Johann sudah selesai berpakaian. Rambut cokelatnya tersisir rapi mengkilap karena pomade.

"Kau pasti membenci bangsaku, bukan?" Johann meletakkan Max Havelaar di meja makan. "Bangsamu senang Nippon menghancurkan pasukan Sri Ratu."

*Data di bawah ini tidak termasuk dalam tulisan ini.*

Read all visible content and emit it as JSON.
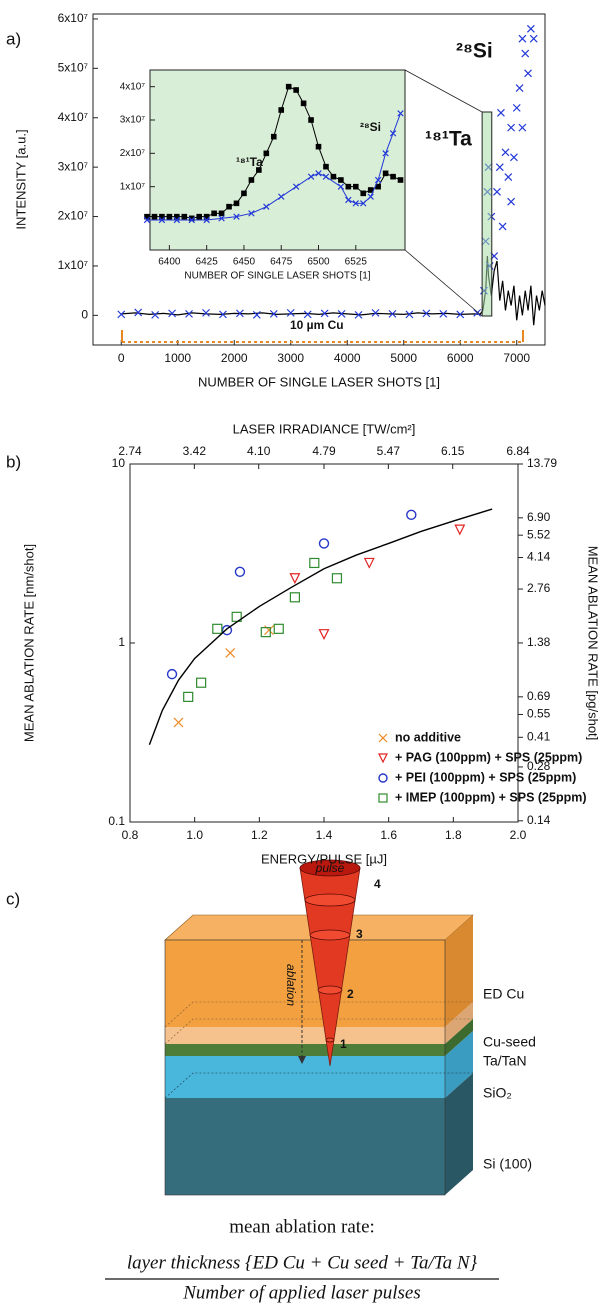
{
  "panel_labels": [
    "a)",
    "b)",
    "c)"
  ],
  "chart_data": [
    {
      "type": "line",
      "x_label": "NUMBER OF SINGLE LASER SHOTS [1]",
      "y_label": "INTENSITY [a.u.]",
      "xlim": [
        -500,
        7500
      ],
      "ylim": [
        -6000000,
        61000000
      ],
      "xticks": [
        0,
        1000,
        2000,
        3000,
        4000,
        5000,
        6000,
        7000
      ],
      "yticks": [
        0,
        {
          "value": 10000000,
          "label": "1x10⁷"
        },
        {
          "value": 20000000,
          "label": "2x10⁷"
        },
        {
          "value": 30000000,
          "label": "3x10⁷"
        },
        {
          "value": 40000000,
          "label": "4x10⁷"
        },
        {
          "value": 50000000,
          "label": "5x10⁷"
        },
        {
          "value": 60000000,
          "label": "6x10⁷"
        }
      ],
      "annotations": [
        "²⁸Si",
        "¹⁸¹Ta",
        "10 µm Cu"
      ],
      "series": [
        {
          "color": "#000000",
          "line": true,
          "marker": "none",
          "x": [
            0,
            250,
            500,
            750,
            1000,
            1250,
            1500,
            1750,
            2000,
            2250,
            2500,
            2750,
            3000,
            3250,
            3500,
            3750,
            4000,
            4250,
            4500,
            4750,
            5000,
            5250,
            5500,
            5750,
            6000,
            6250,
            6350,
            6400,
            6450,
            6480,
            6500,
            6550,
            6600,
            6650,
            6700,
            6750,
            6800,
            6850,
            6900,
            6950,
            7000,
            7050,
            7100,
            7150,
            7200,
            7250,
            7300,
            7350,
            7400,
            7450,
            7500
          ],
          "values": [
            300000,
            500000,
            200000,
            400000,
            100000,
            500000,
            300000,
            200000,
            400000,
            300000,
            500000,
            200000,
            300000,
            400000,
            200000,
            500000,
            300000,
            100000,
            400000,
            300000,
            200000,
            500000,
            300000,
            400000,
            200000,
            300000,
            200000,
            1000000,
            5000000,
            12000000,
            8000000,
            4000000,
            9000000,
            11000000,
            3000000,
            7000000,
            1000000,
            5000000,
            2000000,
            6000000,
            -1000000,
            4000000,
            0,
            5000000,
            1000000,
            6000000,
            -2000000,
            4000000,
            1000000,
            5000000,
            2000000
          ]
        },
        {
          "color": "#2338d8",
          "line": false,
          "marker": "x",
          "x": [
            0,
            300,
            600,
            900,
            1200,
            1500,
            1800,
            2100,
            2400,
            2700,
            3000,
            3300,
            3600,
            3900,
            4200,
            4500,
            4800,
            5100,
            5400,
            5700,
            6000,
            6300,
            6420,
            6450,
            6480,
            6500,
            6520,
            6550,
            6600,
            6650,
            6700,
            6720,
            6750,
            6800,
            6850,
            6900,
            6900,
            6950,
            7000,
            7050,
            7100,
            7100,
            7150,
            7200,
            7250,
            7300
          ],
          "values": [
            200000,
            600000,
            100000,
            400000,
            300000,
            500000,
            200000,
            400000,
            100000,
            300000,
            500000,
            200000,
            400000,
            300000,
            100000,
            500000,
            300000,
            200000,
            400000,
            300000,
            200000,
            500000,
            5000000,
            15000000,
            25000000,
            30000000,
            10000000,
            20000000,
            12000000,
            25000000,
            30000000,
            41000000,
            18000000,
            33000000,
            28000000,
            38000000,
            23000000,
            32000000,
            42000000,
            46000000,
            38000000,
            56000000,
            53000000,
            49000000,
            58000000,
            56000000
          ]
        }
      ]
    },
    {
      "type": "line",
      "x_label": "NUMBER OF SINGLE LASER SHOTS [1]",
      "xlim": [
        6387,
        6558
      ],
      "ylim": [
        -9000000,
        45000000
      ],
      "xticks": [
        6400,
        6425,
        6450,
        6475,
        6500,
        6525
      ],
      "yticks": [
        {
          "value": 10000000,
          "label": "1x10⁷"
        },
        {
          "value": 20000000,
          "label": "2x10⁷"
        },
        {
          "value": 30000000,
          "label": "3x10⁷"
        },
        {
          "value": 40000000,
          "label": "4x10⁷"
        }
      ],
      "annotations": [
        "¹⁸¹Ta",
        "²⁸Si"
      ],
      "series": [
        {
          "color": "#000000",
          "line": true,
          "marker": "square",
          "x": [
            6385,
            6390,
            6395,
            6400,
            6405,
            6410,
            6415,
            6420,
            6425,
            6430,
            6435,
            6440,
            6445,
            6450,
            6455,
            6460,
            6465,
            6470,
            6475,
            6480,
            6485,
            6490,
            6495,
            6500,
            6505,
            6510,
            6515,
            6520,
            6525,
            6530,
            6535,
            6540,
            6545,
            6550,
            6555
          ],
          "values": [
            1000000,
            1000000,
            1000000,
            1000000,
            1000000,
            1000000,
            500000,
            1000000,
            1000000,
            2000000,
            2000000,
            4000000,
            5000000,
            8000000,
            12000000,
            15000000,
            20000000,
            25000000,
            33000000,
            40000000,
            39000000,
            35000000,
            30000000,
            22000000,
            16000000,
            13000000,
            12000000,
            10000000,
            10000000,
            8000000,
            9000000,
            10000000,
            14000000,
            13000000,
            12000000
          ]
        },
        {
          "color": "#2338d8",
          "line": true,
          "marker": "x",
          "x": [
            6385,
            6395,
            6405,
            6415,
            6425,
            6435,
            6445,
            6455,
            6465,
            6475,
            6485,
            6495,
            6500,
            6505,
            6515,
            6520,
            6525,
            6530,
            6535,
            6540,
            6545,
            6550,
            6555
          ],
          "values": [
            0,
            0,
            0,
            0,
            0,
            500000,
            1000000,
            2000000,
            4000000,
            7000000,
            10000000,
            13000000,
            14000000,
            13000000,
            10000000,
            6000000,
            5000000,
            5000000,
            7000000,
            12000000,
            20000000,
            26000000,
            32000000
          ]
        }
      ]
    },
    {
      "type": "scatter",
      "x_label": "ENERGY/PULSE [µJ]",
      "x2_label": "LASER IRRADIANCE [TW/cm²]",
      "y_label": "MEAN ABLATION RATE [nm/shot]",
      "y2_label": "MEAN ABLATION RATE [pg/shot]",
      "xlim": [
        0.8,
        2.0
      ],
      "xticks": [
        0.8,
        {
          "value": 1.0,
          "label": "1.0"
        },
        1.2,
        1.4,
        1.6,
        1.8,
        {
          "value": 2.0,
          "label": "2.0"
        }
      ],
      "x2lim": [
        2.74,
        6.84
      ],
      "x2ticks": [
        2.74,
        3.42,
        {
          "value": 4.1,
          "label": "4.10"
        },
        4.79,
        5.47,
        6.15,
        6.84
      ],
      "ylim": [
        0.1,
        10
      ],
      "yticks": [
        0.1,
        1,
        10
      ],
      "y_log": true,
      "y2lim": [
        0.1379,
        13.79
      ],
      "y2ticks": [
        13.79,
        {
          "value": 6.9,
          "label": "6.90"
        },
        5.52,
        4.14,
        2.76,
        1.38,
        0.69,
        0.55,
        0.41,
        0.28,
        0.14
      ],
      "y2_log": true,
      "legend": "lower right",
      "series": [
        {
          "name": "no additive",
          "color": "#f08a24",
          "line": false,
          "marker": "x",
          "x": [
            0.95,
            1.11,
            1.23
          ],
          "values": [
            0.36,
            0.88,
            1.18
          ]
        },
        {
          "name": "+ PAG (100ppm) + SPS (25ppm)",
          "color": "#e32222",
          "line": false,
          "marker": "triangle-down-open",
          "x": [
            1.31,
            1.4,
            1.54,
            1.82
          ],
          "values": [
            2.3,
            1.12,
            2.8,
            4.3
          ]
        },
        {
          "name": "+ PEI (100ppm) + SPS (25ppm)",
          "color": "#2636c8",
          "line": false,
          "marker": "circle-open",
          "x": [
            0.93,
            1.1,
            1.14,
            1.4,
            1.67
          ],
          "values": [
            0.67,
            1.18,
            2.5,
            3.6,
            5.2
          ]
        },
        {
          "name": "+ IMEP (100ppm) + SPS (25ppm)",
          "color": "#2e8b2e",
          "line": false,
          "marker": "square-open",
          "x": [
            0.98,
            1.02,
            1.07,
            1.13,
            1.22,
            1.26,
            1.31,
            1.37,
            1.44
          ],
          "values": [
            0.5,
            0.6,
            1.2,
            1.4,
            1.15,
            1.2,
            1.8,
            2.8,
            2.3
          ]
        },
        {
          "color": "#000000",
          "line": true,
          "marker": "none",
          "x": [
            0.86,
            0.9,
            0.95,
            1.0,
            1.1,
            1.2,
            1.3,
            1.4,
            1.5,
            1.6,
            1.7,
            1.8,
            1.92
          ],
          "values": [
            0.27,
            0.42,
            0.62,
            0.82,
            1.2,
            1.6,
            2.05,
            2.6,
            3.1,
            3.6,
            4.2,
            4.8,
            5.6
          ]
        }
      ]
    }
  ],
  "diagram": {
    "layers": [
      "ED Cu",
      "Cu-seed",
      "Ta/TaN",
      "SiO₂",
      "Si (100)"
    ],
    "pulse_label": "pulse",
    "pulse_numbers": [
      "4",
      "3",
      "2",
      "1"
    ],
    "ablation_label": "ablation",
    "caption": "mean ablation rate:",
    "numerator": "layer thickness {ED Cu + Cu seed + Ta/Ta N}",
    "denominator": "Number of applied laser pulses"
  }
}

Apa maksudnya? Tak pernah terlintas pikiran itu. Semua londo yang kukenal bersikap baik padaku. Kawan-kawan Johann tak pernah mengucapkan hal buruk, paling tidak di hadapanku. Johann sedang kalut karena kekalahan pasukan ratunya. Menjawab tuduhan tadi sama sekali tak berguna.

Johann menyalakan radio yang mengabarkan berita. Aku bisa menangkap kata 'Nippon' lebih dari sekali.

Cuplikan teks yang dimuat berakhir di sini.